If chemical controls are necessary, summer sprays must be used,
as dormant sprays are not effective against the overwintering
adults.
THE FOLLOWING
(UNTIL OTHERWISE NOTED) IS FROM: GERBER, H.S. 1983.
MAJOR INSECT AND ALLIED PESTS OF VEGETABLES IN BRITISH COLUMBIA.
MINISTRY OF AGRICULTURE AND FOOD.
Two-spotted Spider Mite, Tetranychus
urticae Koch
Populations increase
rapidly under hot, dry conditions. Damage to foliage is often
mistaken for drought symptoms.
Vegetables Attacked:
Bean, cucurbits:
cucumber, pumpkin, marrow, squash, melon
Injury:
Leaves, pods
and other above ground parts are initially speckled; later they
become bronzed or brown. Fine webbing is produced mainly on the
lower surfaces of leaves.
Mite:
Adult females
are pale yellow or green with a black spot on each side of the
body. Males are smaller, indefinitely colored and less numerous.
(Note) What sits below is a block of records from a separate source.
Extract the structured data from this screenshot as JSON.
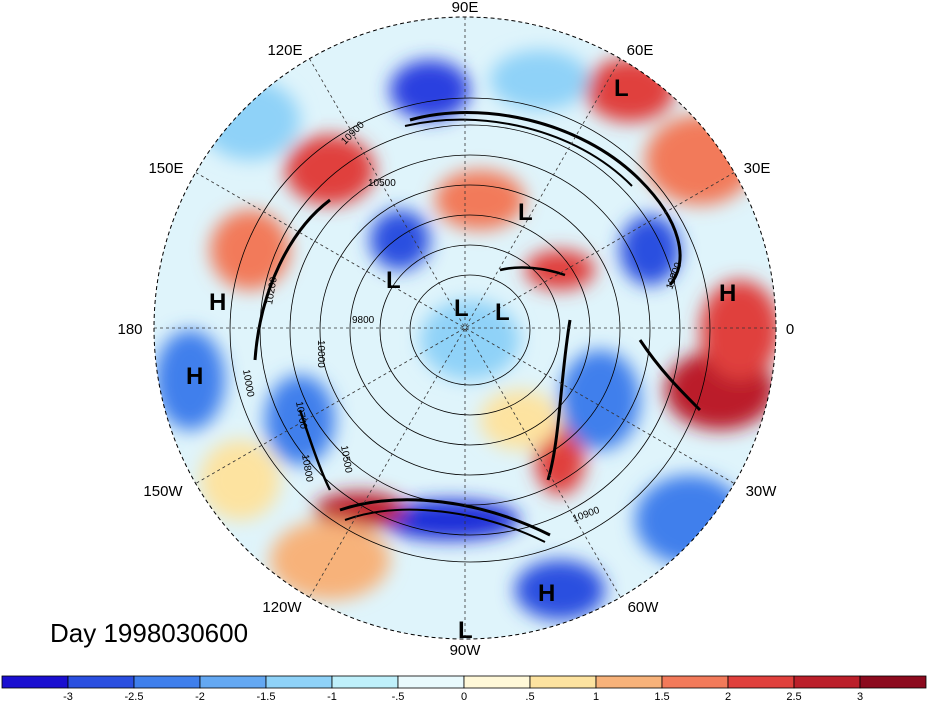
{
  "title": "Day 1998030600",
  "longitude_labels": [
    "90E",
    "60E",
    "30E",
    "0",
    "30W",
    "60W",
    "90W",
    "120W",
    "150W",
    "180",
    "150E",
    "120E"
  ],
  "pressure_systems": [
    "L",
    "L",
    "L",
    "L",
    "L",
    "L",
    "H",
    "H",
    "H",
    "H"
  ],
  "contour_labels": [
    "10900",
    "10500",
    "9800",
    "10000",
    "10200",
    "10700",
    "10800",
    "10500",
    "10900",
    "10000",
    "10900"
  ],
  "colorbar": {
    "tick_labels": [
      "-3",
      "-2.5",
      "-2",
      "-1.5",
      "-1",
      "-.5",
      "0",
      ".5",
      "1",
      "1.5",
      "2",
      "2.5",
      "3"
    ],
    "colors": [
      "#1a0fd0",
      "#2a4fe0",
      "#3f7fec",
      "#64a8f2",
      "#8fd2f8",
      "#bff0fb",
      "#e9fafd",
      "#fff8d8",
      "#fde3a0",
      "#f7b27a",
      "#f27a5a",
      "#e0403c",
      "#bb1f2a",
      "#8c0a1e"
    ]
  },
  "colors": {
    "ocean_neutral": "#e9fafd",
    "background": "#ffffff"
  }
}
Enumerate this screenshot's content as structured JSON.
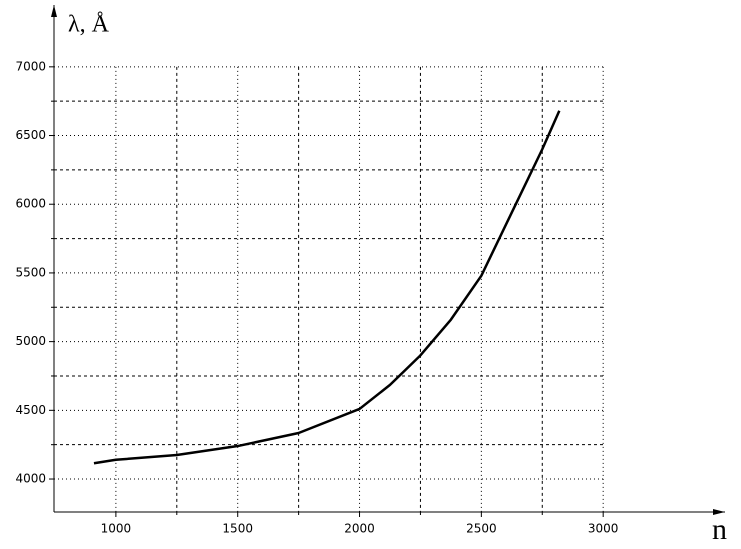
{
  "chart_data": {
    "type": "line",
    "x_label": "n",
    "y_label": "λ, Å",
    "x": [
      910,
      1000,
      1250,
      1500,
      1750,
      2000,
      2125,
      2250,
      2375,
      2500,
      2625,
      2750,
      2820
    ],
    "series": [
      {
        "color": "#000000",
        "values": [
          4115,
          4140,
          4175,
          4240,
          4335,
          4510,
          4685,
          4900,
          5160,
          5480,
          5940,
          6400,
          6680
        ]
      }
    ],
    "xlim": [
      746,
      3500
    ],
    "ylim": [
      3760,
      7450
    ],
    "xticks": [
      1000,
      1500,
      2000,
      2500,
      3000
    ],
    "yticks": [
      4000,
      4500,
      5000,
      5500,
      6000,
      6500,
      7000
    ],
    "x_minor_ticks": [
      1250,
      1750,
      2250,
      2750
    ],
    "y_minor_ticks": [
      4250,
      4750,
      5250,
      5750,
      6250,
      6750
    ],
    "grid": true
  }
}
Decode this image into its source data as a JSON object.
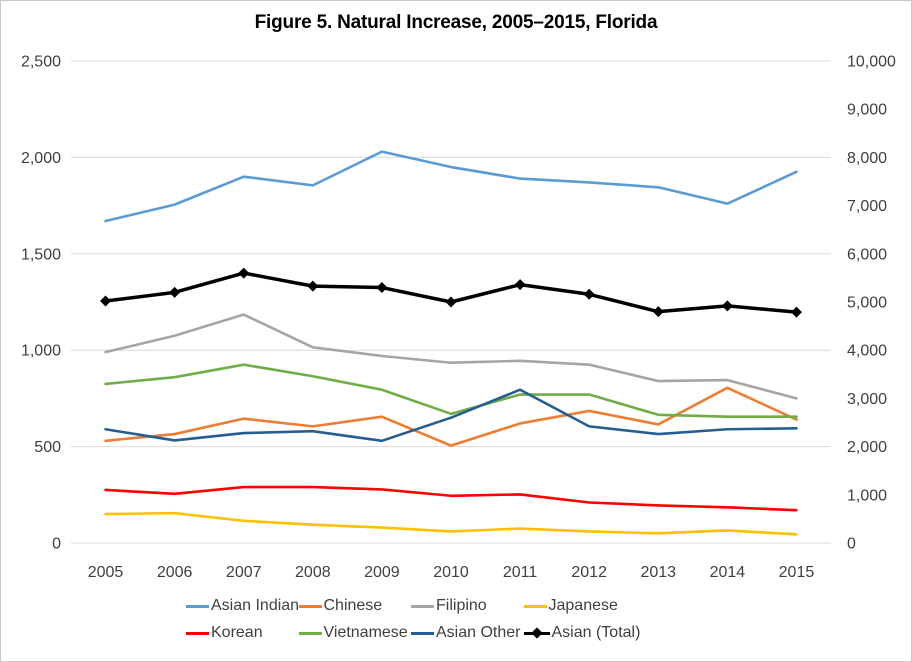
{
  "chart_data": {
    "type": "line",
    "title": "Figure 5. Natural Increase, 2005–2015, Florida",
    "x": [
      "2005",
      "2006",
      "2007",
      "2008",
      "2009",
      "2010",
      "2011",
      "2012",
      "2013",
      "2014",
      "2015"
    ],
    "series": [
      {
        "name": "Asian Indian",
        "color": "#5B9BD5",
        "axis": "left",
        "values": [
          1670,
          1755,
          1900,
          1855,
          2030,
          1950,
          1890,
          1870,
          1845,
          1760,
          1925
        ]
      },
      {
        "name": "Chinese",
        "color": "#ED7D31",
        "axis": "left",
        "values": [
          530,
          565,
          645,
          605,
          655,
          505,
          620,
          685,
          615,
          805,
          640
        ]
      },
      {
        "name": "Filipino",
        "color": "#A5A5A5",
        "axis": "left",
        "values": [
          990,
          1075,
          1185,
          1015,
          970,
          935,
          945,
          925,
          840,
          845,
          750
        ]
      },
      {
        "name": "Japanese",
        "color": "#FFC000",
        "axis": "left",
        "values": [
          150,
          155,
          115,
          95,
          80,
          60,
          75,
          60,
          50,
          65,
          45
        ]
      },
      {
        "name": "Korean",
        "color": "#FF0000",
        "axis": "left",
        "values": [
          275,
          255,
          290,
          290,
          278,
          245,
          252,
          210,
          195,
          185,
          170
        ]
      },
      {
        "name": "Vietnamese",
        "color": "#70AD47",
        "axis": "left",
        "values": [
          825,
          860,
          925,
          865,
          795,
          670,
          770,
          770,
          665,
          655,
          655
        ]
      },
      {
        "name": "Asian Other",
        "color": "#255E91",
        "axis": "left",
        "values": [
          590,
          532,
          570,
          580,
          530,
          650,
          795,
          605,
          565,
          590,
          595
        ]
      },
      {
        "name": "Asian (Total)",
        "color": "#000000",
        "axis": "right",
        "marker": "diamond",
        "values": [
          5020,
          5200,
          5600,
          5330,
          5300,
          5000,
          5360,
          5160,
          4800,
          4920,
          4790
        ]
      }
    ],
    "left_axis": {
      "min": 0,
      "max": 2500,
      "ticks": [
        "0",
        "500",
        "1,000",
        "1,500",
        "2,000",
        "2,500"
      ]
    },
    "right_axis": {
      "min": 0,
      "max": 10000,
      "ticks": [
        "0",
        "1,000",
        "2,000",
        "3,000",
        "4,000",
        "5,000",
        "6,000",
        "7,000",
        "8,000",
        "9,000",
        "10,000"
      ]
    },
    "grid": "horizontal",
    "legend_position": "bottom",
    "legend_rows": [
      [
        "Asian Indian",
        "Chinese",
        "Filipino",
        "Japanese"
      ],
      [
        "Korean",
        "Vietnamese",
        "Asian Other",
        "Asian (Total)"
      ]
    ]
  },
  "style_colors": {
    "gridline": "#D9D9D9",
    "axis_text": "#3F3F3F",
    "border": "#C8C8C8",
    "background": "#FFFFFF"
  }
}
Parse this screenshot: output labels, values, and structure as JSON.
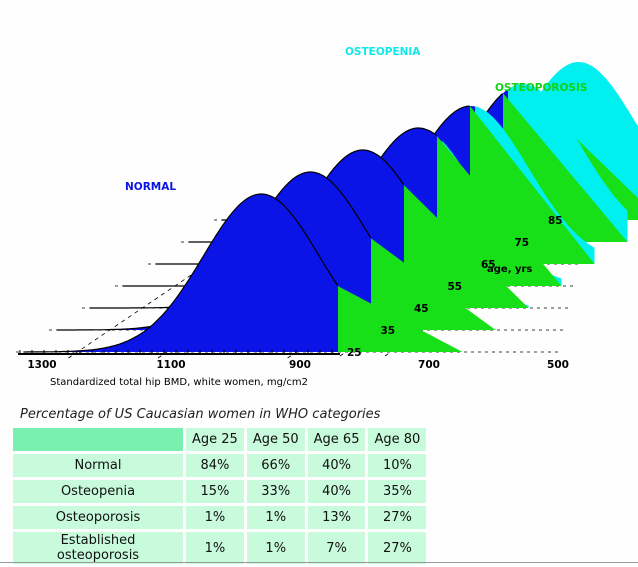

Immature stages are similar in general shape and color to the
female, but are not so definitely marked. Eggs are round, translucent
and scattered in the webbing. Overwintering females are orange.
Life History:
There are
many generations each year; in hot weather a generation is completed
in two weeks. Females overwinter in trash or in soil at the base
of the host plant.
Control:
Plants should
be inspected frequently in hot weather and, if the population
of mites begins to increase, a control treatment should be applied
immediately
Written under contract to the BC Ministry of Environment, Lands
and Parks (now Ministry of Water, Land and Air Protection ) by:
D.E. Henderson, E.S. Cropconsult Ltd., Vancouver, British Columbia
in collaboration with D.A. Raworth, Research Station, Vancouver,
British Columbia:
Adults of
the two-spotted spider mite (Tetranychus
urticae Koch)
are barely visible without magnification. They are greenish yellow
with two dark spots on their back. They feed by sucking plant sap
from the undersides of leaves. Infested leaves develop a white
speckling, which makes them appear dull and pale. In heavy infestations,
leaves turn brown and fall off. Spider mites produce a silk webbing
that covers the undersides of the leaves where they feed. Females
spend the winter as red-orange adults on mature foliage, under
trash, in leaf litter, or in the soil at the base of the plant.
In the spring, they move to the new leaves to feed and lay eggs.
Hot dry conditions encourage two-spotted spider mite populations
to increase. Dust blowing from roadways near raspberry or strawberry
plantings may have the same effect on the mite population.